Since my childhood, gardens have called to me.
My life started with a tragic loss, when my mother Barbara Nowak Costanzo was diagnosed with cervical cancer at the young age of thirty one and died when I was only two years old. Cancer took her life, and rocked my family's to the core. In reading my mothers journals, she wrote that she could see the grief in her husbands eyes, and felt such pain in knowing she wouldn't be here to raise her five year old son, and two year old daughter. But before she died she planned accordingly--she planted a garden. Collectively with several neighbors, she tilled up a half acre of land and started a community garden. That neighborhood garden silently spoke to me throughout my childhood, and into my adult years. My mother was the type of person that also made food to freeze for her own wake. My brother was by her side when she made pigs-in-the-blankets and she told him when he ate them she would be in heaven. I was too young to remember any goodbye's she had with me, but I have a feeling she would have consoled me by reassuring me she'd be with me in the garden.
Her garden, and many others in my life, have called to me through the seasons. They have taught me valuable lessons about life, death, and everything in between. They called to me as a child, they call to me in my sleep, when I'm driving down the road, or when I'm building a compost pile on a really rainy day. They force me to contemplate my own individuality--my beauty, my strengths, as well as my own mortality. I don't know what type of seeds she planted in the garden before she died, but they continue to produce fruit from the heavens even if its only in the ethereal world.
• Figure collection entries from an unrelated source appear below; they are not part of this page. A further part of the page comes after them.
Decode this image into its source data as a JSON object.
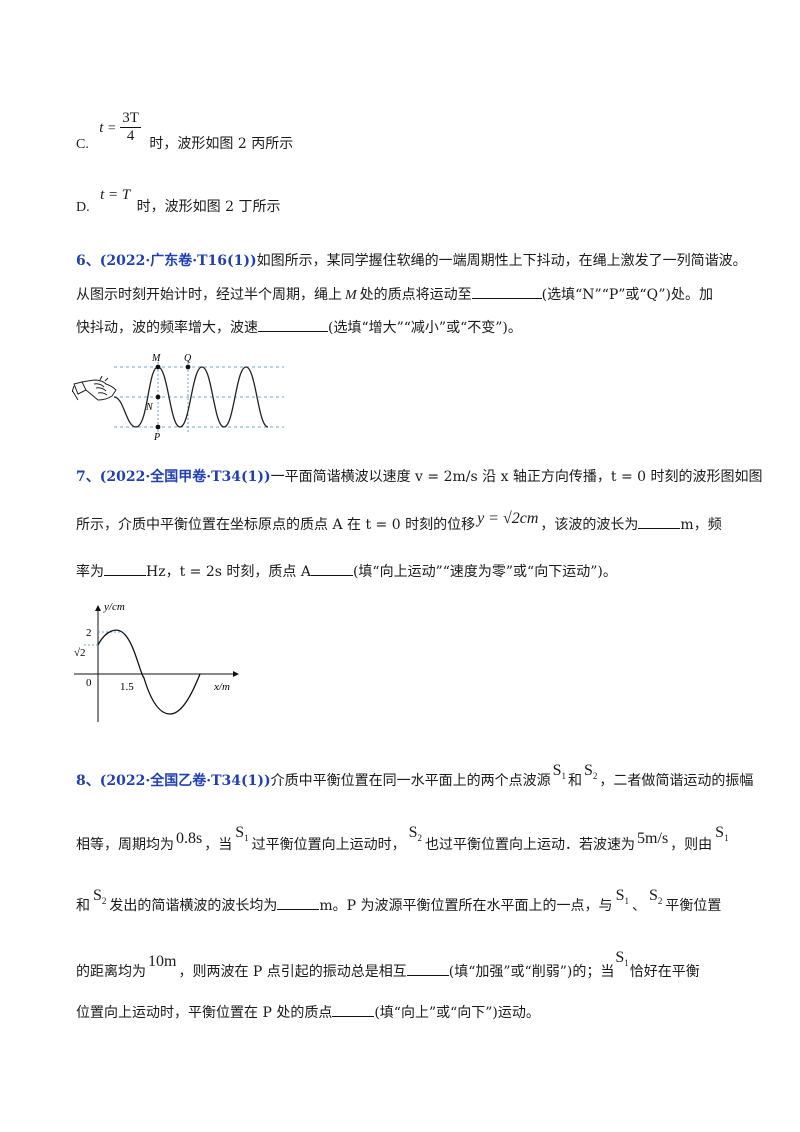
{
  "option_c": {
    "label": "C.",
    "t_var": "t",
    "eq": "=",
    "frac_num": "3T",
    "frac_den": "4",
    "text": "时，波形如图 2 丙所示"
  },
  "option_d": {
    "label": "D.",
    "eq": "t = T",
    "text": "时，波形如图 2 丁所示"
  },
  "q6": {
    "tag": "6、(2022·广东卷·T16(1))",
    "line1": "如图所示，某同学握住软绳的一端周期性上下抖动，在绳上激发了一列简谐波。",
    "line2a": "从图示时刻开始计时，经过半个周期，绳上",
    "m_var": "M",
    "line2b": "处的质点将运动至",
    "line2c": "(选填“N”“P”或“Q”)处。加",
    "line3a": "快抖动，波的频率增大，波速",
    "line3b": "(选填“增大”“减小”或“不变”)。",
    "figure": {
      "label_m": "M",
      "label_q": "Q",
      "label_n": "N",
      "label_p": "P"
    }
  },
  "q7": {
    "tag": "7、(2022·全国甲卷·T34(1))",
    "line1": "一平面简谐横波以速度 v = 2m/s 沿 x 轴正方向传播，t = 0 时刻的波形图如图",
    "line2a": "所示，介质中平衡位置在坐标原点的质点 A 在 t = 0 时刻的位移",
    "disp_formula": "y = √2cm",
    "line2b": "，该波的波长为",
    "line2c": "m，频",
    "line3a": "率为",
    "line3b": "Hz，t = 2s 时刻，质点 A",
    "line3c": "(填“向上运动”“速度为零”或“向下运动”)。",
    "chart": {
      "ylabel": "y/cm",
      "xlabel": "x/m",
      "origin": "0",
      "tick_y_top": "2",
      "tick_y_mid": "√2",
      "tick_x": "1.5"
    }
  },
  "q8": {
    "tag": "8、(2022·全国乙卷·T34(1))",
    "l1a": "介质中平衡位置在同一水平面上的两个点波源",
    "s1": "S",
    "sub1": "1",
    "and": "和",
    "s2": "S",
    "sub2": "2",
    "l1b": "，二者做简谐运动的振幅",
    "l2a": "相等，周期均为",
    "period": "0.8s",
    "l2b": "，当",
    "l2c": "过平衡位置向上运动时，",
    "l2d": "也过平衡位置向上运动．若波速为",
    "speed": "5m/s",
    "l2e": "，则由",
    "l3a": "和",
    "l3b": "发出的简谐横波的波长均为",
    "l3c": "m。P 为波源平衡位置所在水平面上的一点，与",
    "l3d": "、",
    "l3e": "平衡位置",
    "l4a": "的距离均为",
    "dist": "10m",
    "l4b": "，则两波在 P 点引起的振动总是相互",
    "l4c": "(填“加强”或“削弱”)的；当",
    "l4d": "恰好在平衡",
    "l5a": "位置向上运动时，平衡位置在 P 处的质点",
    "l5b": "(填“向上”或“向下”)运动。"
  }
}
Now as an adult, my love for gardening has called me to explore the world of farming. Its a giant risk but one that has been calling me for over a decade. And my husband... bless him for pushing me to follow my dreams and let go of the the fear of failure. I wouldn't be doing this without his steadfast encouragement. Please join me as I take this leap of faith. May my trials be shared with courage and my successes with humility, helping you cultivate the life, and garden (or farm) of your dreams.